Private Search API (New)

  1. (New) New API to be created

    1. An exact replica of the public Search API

    2. One relaxation from the public search API - This should return both Public & private content

    3. Will work only on API Token-based authentication

    4. The API token will be linked to a tenant - Only content of that tenant is returned

  2. Restricting access

    1. Private content access

      1. Only share content via Private Search API

      2. API must be called with a token

    2. Tenant level restriction - only content related to the tenant is shared

      1. The API token is linked to a tenant

      2. User (if registered on Diksha) sends User Token as well as the API token - Tenant is recognized based on 1st user token, 2nd API token, then the access is given to private content

      3. In absence of tenant details, API token the access is marked as unauthorized acees

(Similar implementation - tenant linked to API token, is already done for Data Exhaust)

Read API

Exactly the same as the search APIs, there will be two sets of API on the consumption repo:

  1. Public Read API (Existing) to provide public content only.

  2. Private Read API (new) to provide Private as well as public content

Public Read API - (Existing, Changes needed)

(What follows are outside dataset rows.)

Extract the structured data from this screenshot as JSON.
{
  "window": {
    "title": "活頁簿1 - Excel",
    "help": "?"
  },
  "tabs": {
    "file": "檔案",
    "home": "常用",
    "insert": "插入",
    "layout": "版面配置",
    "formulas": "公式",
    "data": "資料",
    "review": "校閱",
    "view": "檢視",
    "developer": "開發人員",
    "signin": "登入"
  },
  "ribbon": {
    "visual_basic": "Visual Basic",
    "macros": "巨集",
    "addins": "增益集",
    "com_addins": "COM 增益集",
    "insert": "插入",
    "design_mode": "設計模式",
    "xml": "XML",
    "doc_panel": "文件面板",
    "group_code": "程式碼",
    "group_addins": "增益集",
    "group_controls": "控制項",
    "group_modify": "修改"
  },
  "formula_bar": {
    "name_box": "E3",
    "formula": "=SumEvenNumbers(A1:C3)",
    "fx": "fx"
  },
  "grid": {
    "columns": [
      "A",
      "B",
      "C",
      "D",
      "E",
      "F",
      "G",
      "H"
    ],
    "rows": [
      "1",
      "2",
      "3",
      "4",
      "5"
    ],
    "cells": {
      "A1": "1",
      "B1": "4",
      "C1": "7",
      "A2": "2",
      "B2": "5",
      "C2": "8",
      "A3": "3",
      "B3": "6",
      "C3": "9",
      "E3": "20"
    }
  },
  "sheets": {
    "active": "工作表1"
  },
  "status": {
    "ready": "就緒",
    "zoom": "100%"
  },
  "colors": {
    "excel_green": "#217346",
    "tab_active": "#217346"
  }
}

  1. (Change) Restrict returning of any private content, even when specifically asked in API call. At present, private content is also returned. (Same change as public search API)

Private Read API

  1. (New) New API to be created

    1. Replica of public read API

    2. (Change) This API is allowed to return private as well as public content

    3. The API token is a must while calling this API

    4. API token - linked to a tenant - Only content of that tenant should be returned

  2. Restricting access

    1. Private content access

      1. Only share content via private read API

      2. API must be called with a token

    2. Tenant level restriction

      1. The API token is linked to a tenant

      2. Only content related to that tenant is allowed

 

Sourcing repo

4.2 Development

  1. Search and Read API will provide both private and public content to the contributor

    1. (Change) need to check the current behaviour of API and allow all (private, public) content

  2. Through Frontend flows - Access will be restricted to only contributors and reviewers

  3. If a specific API call is made it would return both the private and the public assets

  4. APIs will be accessed based on API token

In 4.3 or beyond

  1. We need solve for the situation where external restriction can be made to access private and public content based via APIs as well.